I’m finally past the Big Lunch belly and have embarked on the “Okay, she’s definitely carrying something under her blouse” road. The one refrain about my Week 16 pregnant state has been, “Omigosh, that is the tiniest baby bump!”

Which is a weird comment, really. Because if that bump were that tiny, you wouldn’t be able to see it. Just a thought.

Anyhoo. For the curious and the overseas, here’s what they’ve been talking about:

Week 16 bathroom shot
Note to self: Need more practice in those Japanese photo booths.
Week 16 after work shot
Yeah, that halter top is working hard. Cheesy grimace!

The wait

…is interminable.

But there you have it. It’s Thursday evening, and in 3 days and a sleep, I will be at the ultrasound clinic getting Blob’s happy snaps. Most days now, I feel too normal. My pants fit. Today, I wore a skirt, and zipped all the way to the top. And as for getting rather bosomy, I am completely and utterly gypped in that department. On the one hand, I’m told the morning sickness is supposed to abate as I approach the second trimester. On the other hand, I’m half-convinced that Blob has left the building because I’m such a blabbermouth and prematurely telling random people that I’m expecting. Presumptuous cow that I am.

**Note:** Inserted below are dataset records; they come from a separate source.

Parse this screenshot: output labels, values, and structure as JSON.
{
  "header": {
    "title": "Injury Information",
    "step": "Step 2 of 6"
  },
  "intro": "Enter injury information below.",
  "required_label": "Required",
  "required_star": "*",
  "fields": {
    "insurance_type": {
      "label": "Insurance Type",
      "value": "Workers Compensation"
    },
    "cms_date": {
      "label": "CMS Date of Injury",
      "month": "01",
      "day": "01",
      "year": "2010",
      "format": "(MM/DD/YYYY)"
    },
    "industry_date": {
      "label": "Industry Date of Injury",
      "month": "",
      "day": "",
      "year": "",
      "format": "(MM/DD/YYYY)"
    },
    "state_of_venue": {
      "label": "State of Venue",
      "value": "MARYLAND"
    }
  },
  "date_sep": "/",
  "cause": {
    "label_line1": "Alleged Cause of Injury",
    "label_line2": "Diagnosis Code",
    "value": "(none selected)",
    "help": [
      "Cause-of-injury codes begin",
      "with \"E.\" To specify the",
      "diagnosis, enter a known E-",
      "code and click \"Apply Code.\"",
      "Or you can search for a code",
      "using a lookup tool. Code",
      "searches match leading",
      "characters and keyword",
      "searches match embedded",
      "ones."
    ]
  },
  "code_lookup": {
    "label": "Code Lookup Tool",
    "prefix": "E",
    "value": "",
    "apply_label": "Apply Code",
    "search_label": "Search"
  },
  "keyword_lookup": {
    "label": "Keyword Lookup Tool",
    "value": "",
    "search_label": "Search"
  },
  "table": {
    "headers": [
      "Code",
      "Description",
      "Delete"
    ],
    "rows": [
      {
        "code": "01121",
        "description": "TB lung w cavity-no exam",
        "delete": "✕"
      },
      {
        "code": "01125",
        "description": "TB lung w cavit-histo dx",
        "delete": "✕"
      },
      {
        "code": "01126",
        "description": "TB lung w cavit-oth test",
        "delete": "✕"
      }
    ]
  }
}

Speaking of random people.

Two colleagues this past week decided to play psychic. The first one, while we were harmlessly talking about crazy workloads, suddenly came right out and asked if I was pregnant. Which made me laugh nervously to buy time for a witty repartee (which NEVER came because my brain is traitorous.). Which led her to whisper, “I knew it! I knew it!” very excitedly. And then there was really no returning from that point. She claims she had her suspicions because I fell ill the day that yet another colleague had announced her baby news. The trouble was, I really DID have the case of bad hayfever. But hey. Since my branch seems to be breeding babies left, right and centre, I guess every sick female colleague is newly knocked up, unless proven otherwise.

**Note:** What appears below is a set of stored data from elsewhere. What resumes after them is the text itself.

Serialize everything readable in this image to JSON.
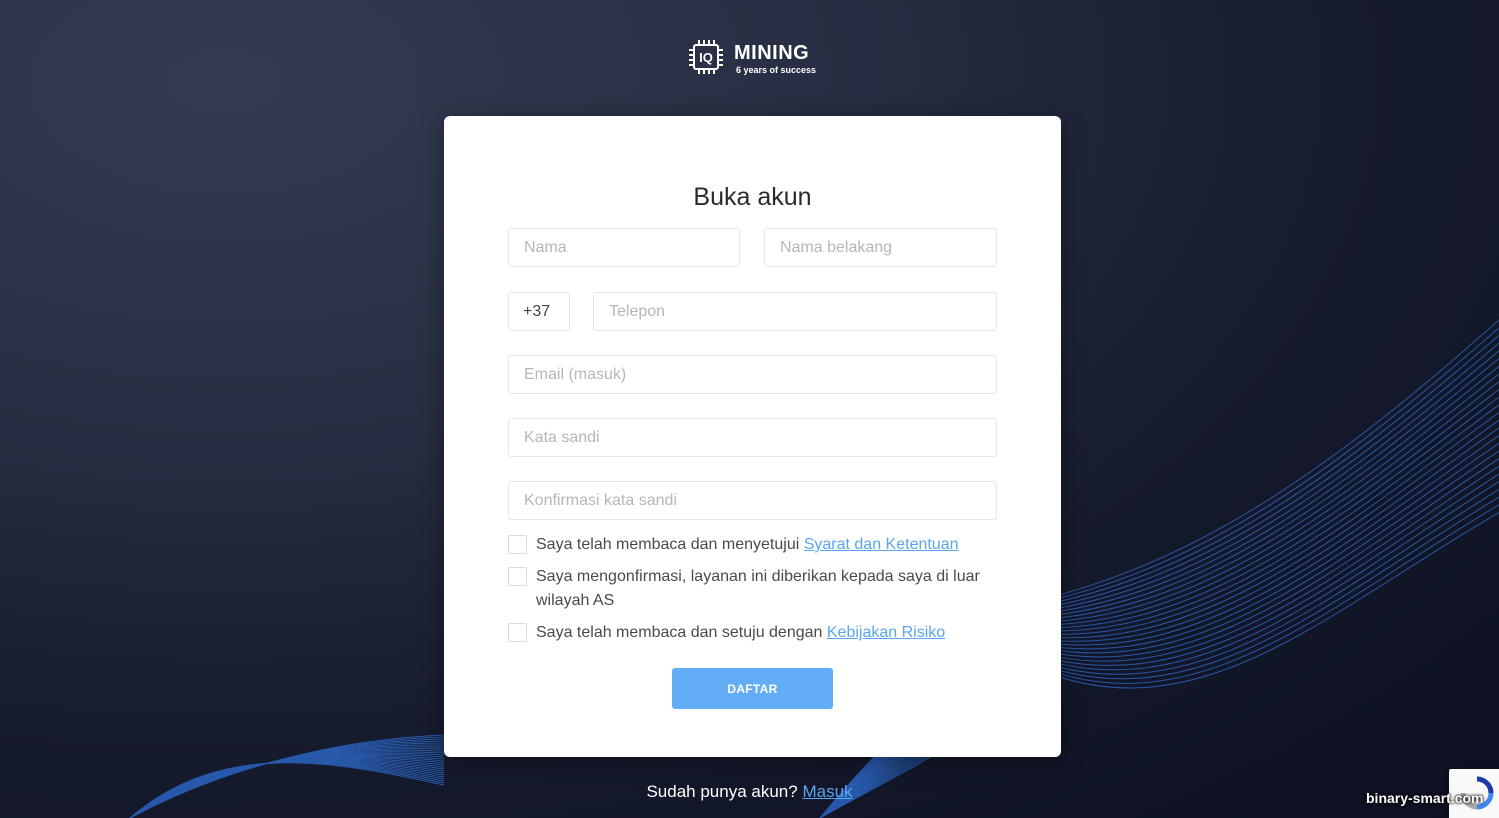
{
  "brand": {
    "chip_text": "IQ",
    "name": "MINING",
    "tagline": "6 years of success"
  },
  "form": {
    "title": "Buka akun",
    "first_name_placeholder": "Nama",
    "last_name_placeholder": "Nama belakang",
    "phone_code_value": "+37",
    "phone_placeholder": "Telepon",
    "email_placeholder": "Email (masuk)",
    "password_placeholder": "Kata sandi",
    "confirm_password_placeholder": "Konfirmasi kata sandi",
    "checks": [
      {
        "text": "Saya telah membaca dan menyetujui",
        "link": "Syarat dan Ketentuan",
        "checked": false
      },
      {
        "text": "Saya mengonfirmasi, layanan ini diberikan kepada saya di luar wilayah AS",
        "link": "",
        "checked": false
      },
      {
        "text": "Saya telah membaca dan setuju dengan",
        "link": "Kebijakan Risiko",
        "checked": false
      }
    ],
    "submit_label": "DAFTAR"
  },
  "footer": {
    "text": "Sudah punya akun?",
    "login_link": "Masuk"
  },
  "watermark": "binary-smart.com",
  "colors": {
    "accent": "#63acf6",
    "link": "#5aa6f0",
    "background_dark": "#0c1020",
    "wave": "#2f6fd6"
  }
}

Which led to the other colleague randomly dropping me an email mid-week, telling me she had the most vivid dream of a heavily pregnant me. She was apparently helping me with my copious number of shopping bags. All I managed to eke back in reply was a question – was my face puffy? She said my eyes were really emotional and I was radiant. I then replied that I could tolerate having soulful eyes, but not a puffy face. And that it was a sure sign that we had to go shopping.

Crisis temporarily thwarted.

Tony told his second sis yesterday, and then the news was broken to my younger sister-in-law and her husband. ‘Noni’ promptly texted her congrats, and a kidding-rueful bit about not being impressed with the secretiveness. And this is why, dear friends who are not pregnant yet, that you should start making a list of

  • who you want to tell and in which order once  you find out
  • how long both of you want to keep it secret
  • whether you should even bother with the sacred 12-week rule when you’re as gleeful and excited as a pig with a new trough of nom-noms
  • what to say when people start making wildly accurate guesses that make you want to snort your mango ice tea out your nose.